Chang-Diaz praised Wu for her action as a city councilor and on the campaign trail. “Michelle Wu is someone who can connect with all communities across the city and build the multicultural, multilingual, multigenerational, multiracial coalition that we need in this city,” she said.
Chang-Diaz also talked about Wu’s work on paid family leave, community choice energy, and working towards fare-free transit. “She has got the vision and the delivery, the practical know-how, and the grit.

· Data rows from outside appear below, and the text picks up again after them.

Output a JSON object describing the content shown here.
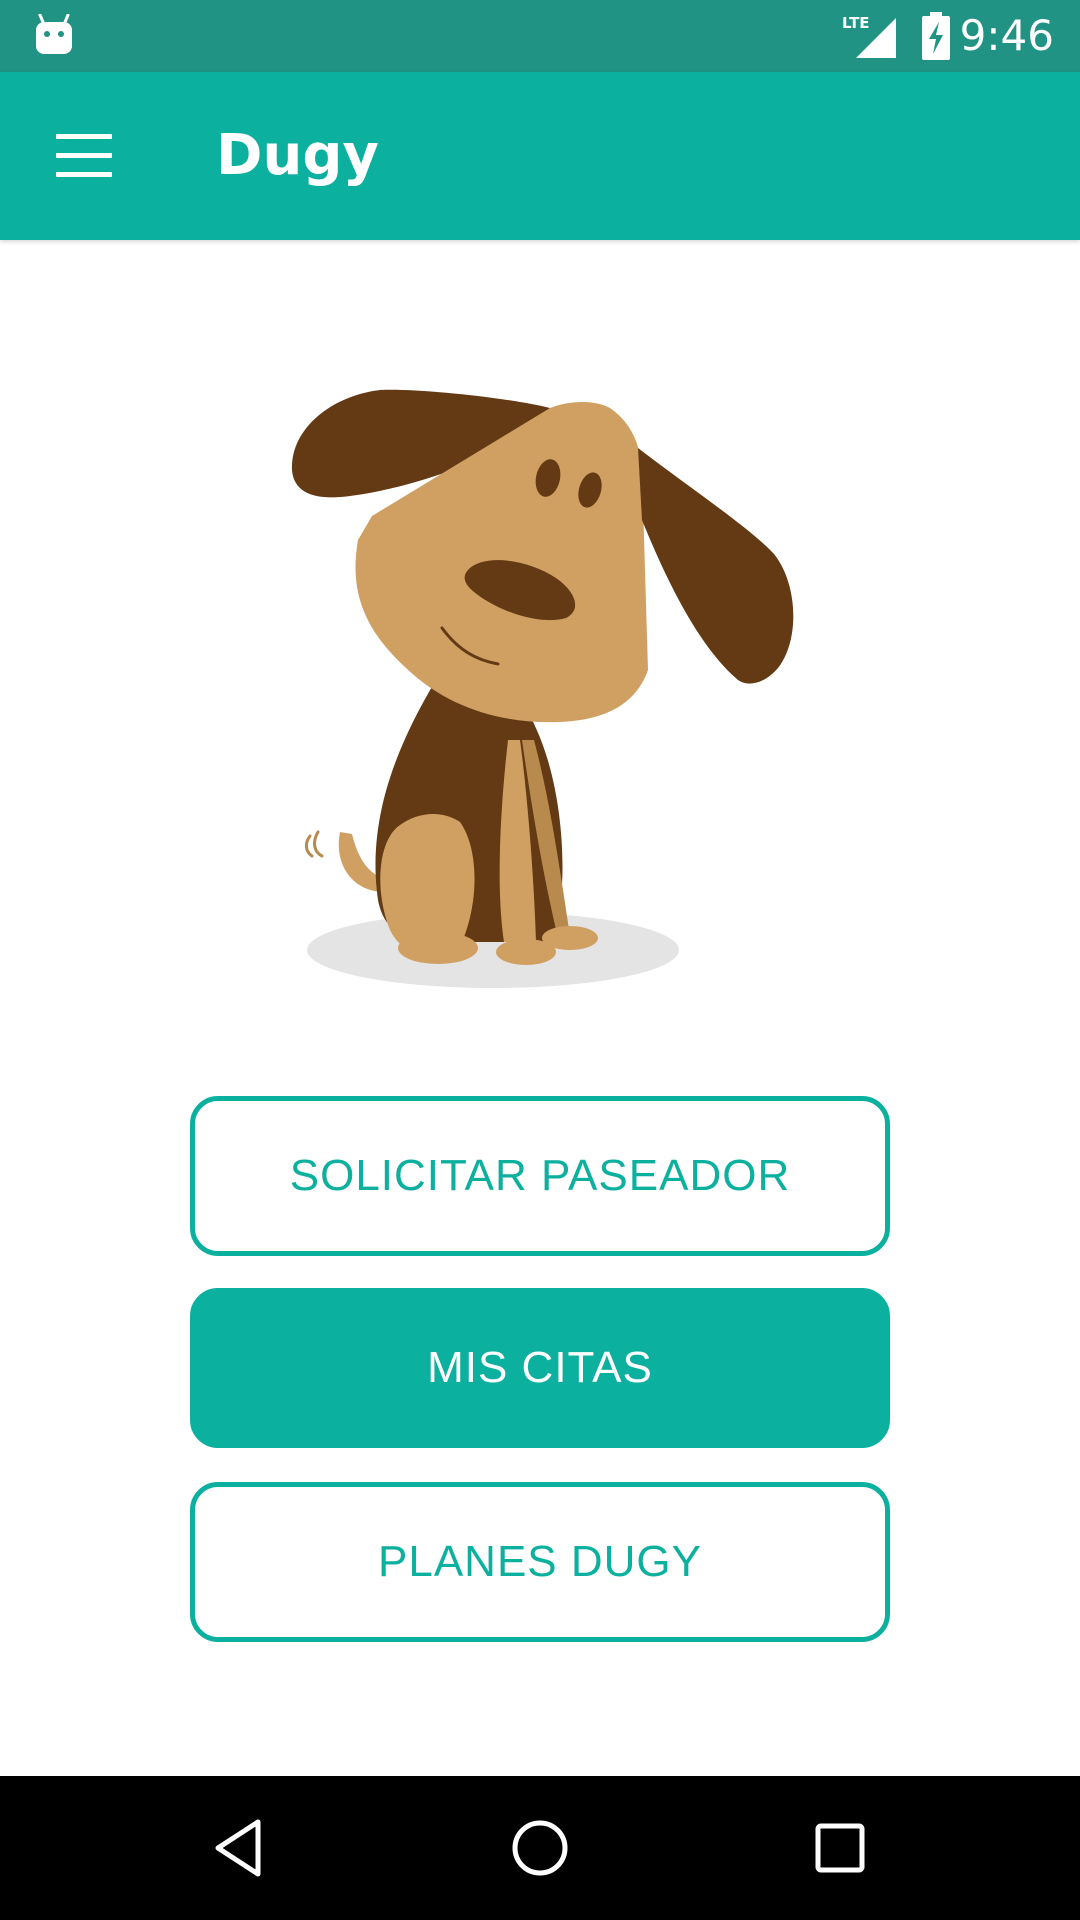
{
  "status_bar": {
    "time": "9:46",
    "network_label": "LTE",
    "icons": [
      "android-notification-icon",
      "lte-signal-icon",
      "battery-charging-icon"
    ]
  },
  "app_bar": {
    "title": "Dugy",
    "menu_icon": "hamburger-menu-icon"
  },
  "illustration": {
    "subject": "dog-illustration-icon"
  },
  "actions": {
    "request_walker": "SOLICITAR PASEADOR",
    "my_appointments": "MIS CITAS",
    "dugy_plans": "PLANES DUGY"
  },
  "nav_bar": {
    "icons": [
      "back-icon",
      "home-icon",
      "recents-icon"
    ]
  },
  "colors": {
    "status_bar": "#209384",
    "primary": "#0cb09e",
    "dog_dark": "#633a14",
    "dog_light": "#d0a063",
    "shadow": "#e4e4e4",
    "nav_bar": "#000000"
  }
}
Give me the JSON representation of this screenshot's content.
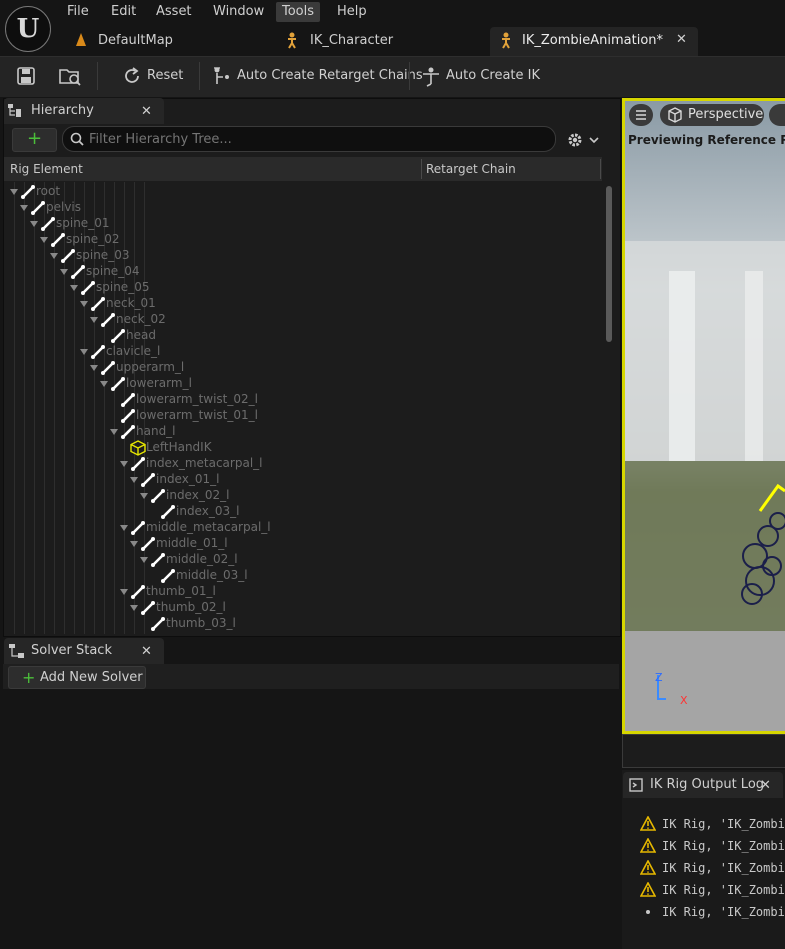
{
  "menu": [
    "File",
    "Edit",
    "Asset",
    "Window",
    "Tools",
    "Help"
  ],
  "doc_tabs": [
    "DefaultMap",
    "IK_Character",
    "IK_ZombieAnimation*"
  ],
  "toolbar": {
    "reset_label": "Reset",
    "auto_chains_label": "Auto Create Retarget Chains",
    "auto_ik_label": "Auto Create IK"
  },
  "hierarchy": {
    "tab_label": "Hierarchy",
    "search_placeholder": "Filter Hierarchy Tree...",
    "col_element": "Rig Element",
    "col_chain": "Retarget Chain",
    "items": [
      {
        "label": "root",
        "depth": 0,
        "type": "bone",
        "arrow": true
      },
      {
        "label": "pelvis",
        "depth": 1,
        "type": "bone",
        "arrow": true
      },
      {
        "label": "spine_01",
        "depth": 2,
        "type": "bone",
        "arrow": true
      },
      {
        "label": "spine_02",
        "depth": 3,
        "type": "bone",
        "arrow": true
      },
      {
        "label": "spine_03",
        "depth": 4,
        "type": "bone",
        "arrow": true
      },
      {
        "label": "spine_04",
        "depth": 5,
        "type": "bone",
        "arrow": true
      },
      {
        "label": "spine_05",
        "depth": 6,
        "type": "bone",
        "arrow": true
      },
      {
        "label": "neck_01",
        "depth": 7,
        "type": "bone",
        "arrow": true
      },
      {
        "label": "neck_02",
        "depth": 8,
        "type": "bone",
        "arrow": true
      },
      {
        "label": "head",
        "depth": 9,
        "type": "bone",
        "arrow": false
      },
      {
        "label": "clavicle_l",
        "depth": 7,
        "type": "bone",
        "arrow": true
      },
      {
        "label": "upperarm_l",
        "depth": 8,
        "type": "bone",
        "arrow": true
      },
      {
        "label": "lowerarm_l",
        "depth": 9,
        "type": "bone",
        "arrow": true
      },
      {
        "label": "lowerarm_twist_02_l",
        "depth": 10,
        "type": "bone",
        "arrow": false
      },
      {
        "label": "lowerarm_twist_01_l",
        "depth": 10,
        "type": "bone",
        "arrow": false
      },
      {
        "label": "hand_l",
        "depth": 10,
        "type": "bone",
        "arrow": true
      },
      {
        "label": "LeftHandIK",
        "depth": 11,
        "type": "goal",
        "arrow": false
      },
      {
        "label": "index_metacarpal_l",
        "depth": 11,
        "type": "bone",
        "arrow": true
      },
      {
        "label": "index_01_l",
        "depth": 12,
        "type": "bone",
        "arrow": true
      },
      {
        "label": "index_02_l",
        "depth": 13,
        "type": "bone",
        "arrow": true
      },
      {
        "label": "index_03_l",
        "depth": 14,
        "type": "bone",
        "arrow": false
      },
      {
        "label": "middle_metacarpal_l",
        "depth": 11,
        "type": "bone",
        "arrow": true
      },
      {
        "label": "middle_01_l",
        "depth": 12,
        "type": "bone",
        "arrow": true
      },
      {
        "label": "middle_02_l",
        "depth": 13,
        "type": "bone",
        "arrow": true
      },
      {
        "label": "middle_03_l",
        "depth": 14,
        "type": "bone",
        "arrow": false
      },
      {
        "label": "thumb_01_l",
        "depth": 11,
        "type": "bone",
        "arrow": true
      },
      {
        "label": "thumb_02_l",
        "depth": 12,
        "type": "bone",
        "arrow": true
      },
      {
        "label": "thumb_03_l",
        "depth": 13,
        "type": "bone",
        "arrow": false
      }
    ]
  },
  "solver": {
    "tab_label": "Solver Stack",
    "add_label": "Add New Solver"
  },
  "viewport": {
    "perspective_label": "Perspective",
    "overlay_text": "Previewing Reference Pose",
    "axis_z": "Z",
    "axis_x": "X"
  },
  "log": {
    "tab_label": "IK Rig Output Log",
    "lines": [
      {
        "kind": "warning",
        "text": "IK Rig, 'IK_Zombie"
      },
      {
        "kind": "warning",
        "text": "IK Rig, 'IK_Zombie"
      },
      {
        "kind": "warning",
        "text": "IK Rig, 'IK_Zombie"
      },
      {
        "kind": "warning",
        "text": "IK Rig, 'IK_Zombie"
      },
      {
        "kind": "info",
        "text": "IK Rig, 'IK_Zombie"
      }
    ]
  },
  "colors": {
    "accent_green": "#4bbf3a",
    "warning": "#e6b800",
    "viewport_border": "#d6d600"
  }
}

I am proud to endorse her today.”
South End resident Pedro Cruz also expressed his support for Wu, saying that he has “been super supportive of her since the first time we met.”

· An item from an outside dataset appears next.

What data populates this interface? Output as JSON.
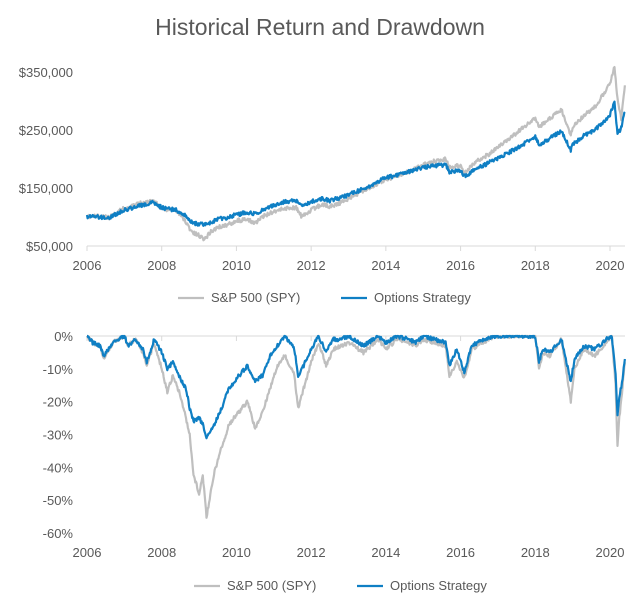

Wu said that she wanted to recognize the Villa Victoria, as it was where her first campaign for City Council launched back in 2013, and she lived in the South End when she first moved to Boston.
Wu said that Inquilinos Boricuas en Acción (IBA), which operates the Villa Victoria Center for the Arts, “has been continuing to push for and secure more affordable housing in the community,” as well as offer youth programming.

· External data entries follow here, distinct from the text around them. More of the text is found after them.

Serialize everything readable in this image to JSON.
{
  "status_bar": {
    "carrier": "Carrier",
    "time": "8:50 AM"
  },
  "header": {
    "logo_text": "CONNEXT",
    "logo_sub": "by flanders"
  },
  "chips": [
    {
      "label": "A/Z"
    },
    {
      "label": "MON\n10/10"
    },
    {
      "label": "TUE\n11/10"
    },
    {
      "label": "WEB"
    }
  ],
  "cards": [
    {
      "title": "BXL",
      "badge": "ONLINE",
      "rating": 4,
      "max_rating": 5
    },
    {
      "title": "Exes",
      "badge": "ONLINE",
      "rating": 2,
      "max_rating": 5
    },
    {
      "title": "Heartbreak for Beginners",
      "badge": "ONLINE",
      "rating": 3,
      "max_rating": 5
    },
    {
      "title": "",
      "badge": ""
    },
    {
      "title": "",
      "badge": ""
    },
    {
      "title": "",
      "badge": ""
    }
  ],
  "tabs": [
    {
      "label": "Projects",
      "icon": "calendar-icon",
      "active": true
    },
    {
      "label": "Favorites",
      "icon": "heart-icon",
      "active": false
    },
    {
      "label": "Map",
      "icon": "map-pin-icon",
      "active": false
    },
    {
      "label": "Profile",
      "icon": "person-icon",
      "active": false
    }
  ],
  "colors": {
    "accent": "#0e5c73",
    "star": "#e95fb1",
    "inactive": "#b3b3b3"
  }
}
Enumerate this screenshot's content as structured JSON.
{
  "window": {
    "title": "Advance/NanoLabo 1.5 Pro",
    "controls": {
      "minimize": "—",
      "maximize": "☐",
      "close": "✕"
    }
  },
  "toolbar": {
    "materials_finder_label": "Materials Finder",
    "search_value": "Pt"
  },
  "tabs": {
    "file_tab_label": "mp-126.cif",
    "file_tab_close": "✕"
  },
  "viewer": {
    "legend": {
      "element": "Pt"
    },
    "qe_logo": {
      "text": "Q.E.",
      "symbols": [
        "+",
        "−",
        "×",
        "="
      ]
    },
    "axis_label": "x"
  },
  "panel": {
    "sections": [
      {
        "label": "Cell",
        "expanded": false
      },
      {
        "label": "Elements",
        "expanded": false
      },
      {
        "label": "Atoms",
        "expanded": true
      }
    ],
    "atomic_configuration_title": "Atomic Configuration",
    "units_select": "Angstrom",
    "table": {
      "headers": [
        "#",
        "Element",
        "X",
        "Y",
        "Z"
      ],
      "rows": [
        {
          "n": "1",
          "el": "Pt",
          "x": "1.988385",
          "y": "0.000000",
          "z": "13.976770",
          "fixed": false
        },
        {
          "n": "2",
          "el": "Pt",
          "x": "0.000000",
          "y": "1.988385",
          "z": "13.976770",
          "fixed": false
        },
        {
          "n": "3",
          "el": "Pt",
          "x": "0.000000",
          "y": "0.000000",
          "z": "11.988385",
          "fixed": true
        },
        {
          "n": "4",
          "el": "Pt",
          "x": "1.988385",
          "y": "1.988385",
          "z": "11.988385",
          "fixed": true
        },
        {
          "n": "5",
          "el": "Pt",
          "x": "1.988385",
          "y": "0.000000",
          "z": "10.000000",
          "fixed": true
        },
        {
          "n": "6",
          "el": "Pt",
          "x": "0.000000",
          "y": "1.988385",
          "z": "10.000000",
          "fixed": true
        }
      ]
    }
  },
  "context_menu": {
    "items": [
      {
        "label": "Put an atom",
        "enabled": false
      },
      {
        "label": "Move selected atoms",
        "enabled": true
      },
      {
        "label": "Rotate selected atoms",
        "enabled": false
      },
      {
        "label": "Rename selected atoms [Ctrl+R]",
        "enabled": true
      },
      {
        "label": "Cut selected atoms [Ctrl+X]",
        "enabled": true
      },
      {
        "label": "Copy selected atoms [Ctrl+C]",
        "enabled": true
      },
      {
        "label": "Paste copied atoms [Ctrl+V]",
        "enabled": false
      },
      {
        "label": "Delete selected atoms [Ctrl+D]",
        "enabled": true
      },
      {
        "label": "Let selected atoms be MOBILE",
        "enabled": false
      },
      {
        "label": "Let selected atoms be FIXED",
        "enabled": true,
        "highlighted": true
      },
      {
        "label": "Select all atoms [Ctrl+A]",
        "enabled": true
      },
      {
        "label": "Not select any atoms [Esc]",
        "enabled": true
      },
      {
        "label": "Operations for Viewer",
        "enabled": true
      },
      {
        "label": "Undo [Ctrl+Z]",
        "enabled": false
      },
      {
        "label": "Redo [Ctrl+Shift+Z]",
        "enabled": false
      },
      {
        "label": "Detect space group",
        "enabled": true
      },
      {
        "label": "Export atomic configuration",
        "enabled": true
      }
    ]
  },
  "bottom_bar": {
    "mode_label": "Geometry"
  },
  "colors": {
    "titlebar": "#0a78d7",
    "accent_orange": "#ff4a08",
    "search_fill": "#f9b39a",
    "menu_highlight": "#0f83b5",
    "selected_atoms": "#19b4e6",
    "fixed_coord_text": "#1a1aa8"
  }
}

“I am running for mayor to tackle the big challenges in Boston,” Wu said, talking about the climate crisis and steps the city can take to combat it.
“When we talk about safety and security and public health, there is a clear choice in this race,” she said/ “We have seen the injustices; the burdens that are put on Black and Brown families through decades of policymaking,” Wu said.
She continued, “This is a decision in this race about how we use our collective resources.”
Wu was asked what she would do for veterans, and she said that “policies have to be moving fast, and fitting together…we know what works in Boston.” She said that “breaking down the silos so that everybody is seen and heard and connected immediately” is “what we will do for veterans and also across the entire city.”
A reporter asked what Wu would to to gain support from Black voters, as all three Black candidates are now out of the race.
“I am so honored to be part of this moment in Boston,” Wu said. “The next mayor of Boston must center Black and Brown communities for this city to meet the moment…from transit justice to climate, housing, closing the racial wealth gap, we know that when communities of color receive resources and are centered that the entire city of Boston advances.”
Wu added that she believes home ownership and housing stability are key elements in moving forward following the COVID-19 pandemic.
She said that with the “once in a generation federal funding” allocated to the city, “now is the time to use every lever of government…”
Another resident asked Wu how she would end violence across the city.
“As a mom, I will do whatever it takes to make sure our streets are safe all throughout Boston,” Wu said. “We’ve even continued to see just in the last few days and weekends the trauma of violence in our communities and the impacts that ripple out fro there.”
She said that it will take “city resources” and “leadership” to tackle violence, as well as “thinking of public safety and public health as one ad the same.”
Wu called for more mental health and other public health resources to respond to 911 calls, as she said that “officers are not trained or equipped to respond” to many of the calls they receive.
When asked about her plan for the intersection of Mass. Ave. and Melnea Cass Blvd., she said that “what we see not too far from here is a failing of government; a feeling that you get that we have given up as a society when we see the overlap of substance abuse, our housing crisis, and mental health.”
She said she has already engaged in conversations with community health centers citywide “about expanding access to treatment and do so immediately.”
Using city buildings that are underutilized for supportive housing has also been something Wu has talked about, as well as using “resources that we’ve been tying up in conversations about…a bridge in the ocean controlled by another city that would cost hundreds of millions of dollars,” referring to the Long Island Bridge. She suggested that there be ferry service to the island and that the city “move now, not ten years from now.”
When asked why this event was held at Villa Victoria, Wu said “this community represents what is possible in Boston when we believe in our city, when we fight for our communities and we make sure that we keep at it until it gets done.”